Patient-specific geometry and material properties are the focus on the second part of the thesis. Minimally invasive mechanical tests based on suction have been developed which can be used in vivo, but these tests offer only limited characterization of an individual's skin mechanics. Current methods have the following limitations: only isotropic behavior can be measured, the calibration problem is done with inverse finite element methods or simple analytical calculations which are inaccurate, the calibration yields a single deterministic set of parameters, and the process ignores any previous information about the mechanical properties that can be expected for a patient. To overcome these limitations, we recast the calibration problem in a Bayesian framework. To sample from the posterior distribution of the parameters for a patient given a suction test, the method relies on an inexpensive Gaussian process surrogate. For the patient-specific geometry, techniques such as magnetic resonance imaging or computer tomography scans can be used. Such approaches, however, require specialized equipment and set up and are not affordable in many scenarios. We propose to use multi-view stereo (MVS) to capture patient-specific geometry.
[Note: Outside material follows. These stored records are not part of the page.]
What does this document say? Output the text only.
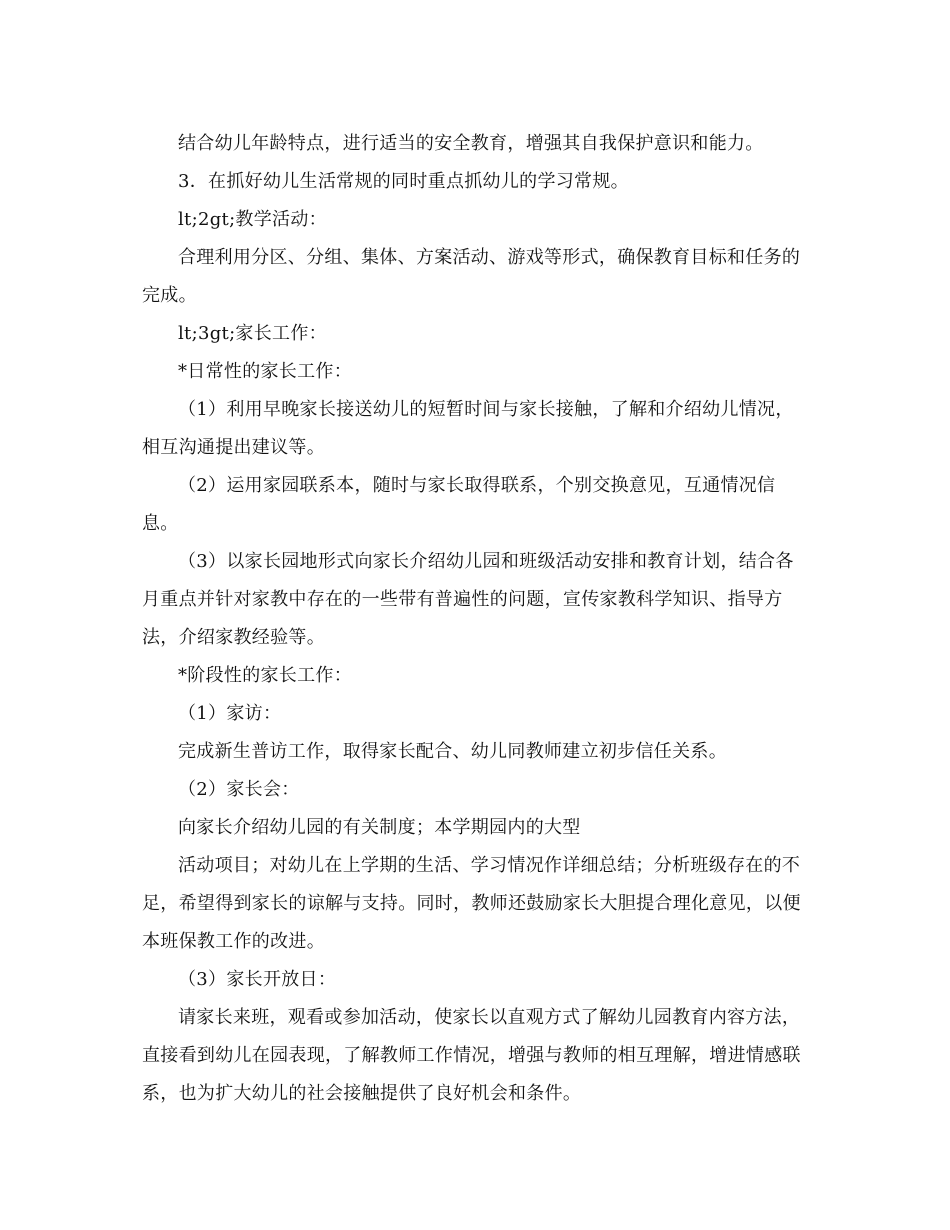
结合幼儿年龄特点，进行适当的安全教育，增强其自我保护意识和能力。

3．在抓好幼儿生活常规的同时重点抓幼儿的学习常规。

lt;2gt;教学活动：

合理利用分区、分组、集体、方案活动、游戏等形式，确保教育目标和任务的完成。

lt;3gt;家长工作：

*日常性的家长工作：

（1）利用早晚家长接送幼儿的短暂时间与家长接触，了解和介绍幼儿情况，相互沟通提出建议等。

（2）运用家园联系本，随时与家长取得联系，个别交换意见，互通情况信息。

（3）以家长园地形式向家长介绍幼儿园和班级活动安排和教育计划，结合各月重点并针对家教中存在的一些带有普遍性的问题，宣传家教科学知识、指导方法，介绍家教经验等。

*阶段性的家长工作：

（1）家访：

完成新生普访工作，取得家长配合、幼儿同教师建立初步信任关系。

（2）家长会：

向家长介绍幼儿园的有关制度；本学期园内的大型

活动项目；对幼儿在上学期的生活、学习情况作详细总结；分析班级存在的不足，希望得到家长的谅解与支持。同时，教师还鼓励家长大胆提合理化意见，以便本班保教工作的改进。

（3）家长开放日：

请家长来班，观看或参加活动，使家长以直观方式了解幼儿园教育内容方法，直接看到幼儿在园表现，了解教师工作情况，增强与教师的相互理解，增进情感联系，也为扩大幼儿的社会接触提供了良好机会和条件。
The last part of the dissertation focuses on uncertainty analysis of the reconstructive procedure itself. To achieve uncertainty analysis in the clinical setting we propose to create surrogate and reduced order models, especially principal component analysis and Gaussian process regression. We first show the characterization of stress profiles under uncertainty for the three most common flap designs. For these examples we deal with idealized geometries. The probabilistic surrogates enable not only tasks such as fast prediction and uncertainty quantification, but also optimization. Based on a global sensitivity analysis we show that the direction of anisotropy of skin with respect to the flap geometry is the most important parameter controlled by the surgeon, and we show hot to optimize the flap in this idealized setting. We conclude with the application of the probabilistic surrogates to perform uncertainty analysis in patient-specific geometries. In summary, this dissertation focuses on some of the fundamental challenges that needed to be addressed to make virtual surgery models ready for clinical use. We anticipate that our results will continue to shape the way computational models continue to be incorporated in reconstructive surgery plans.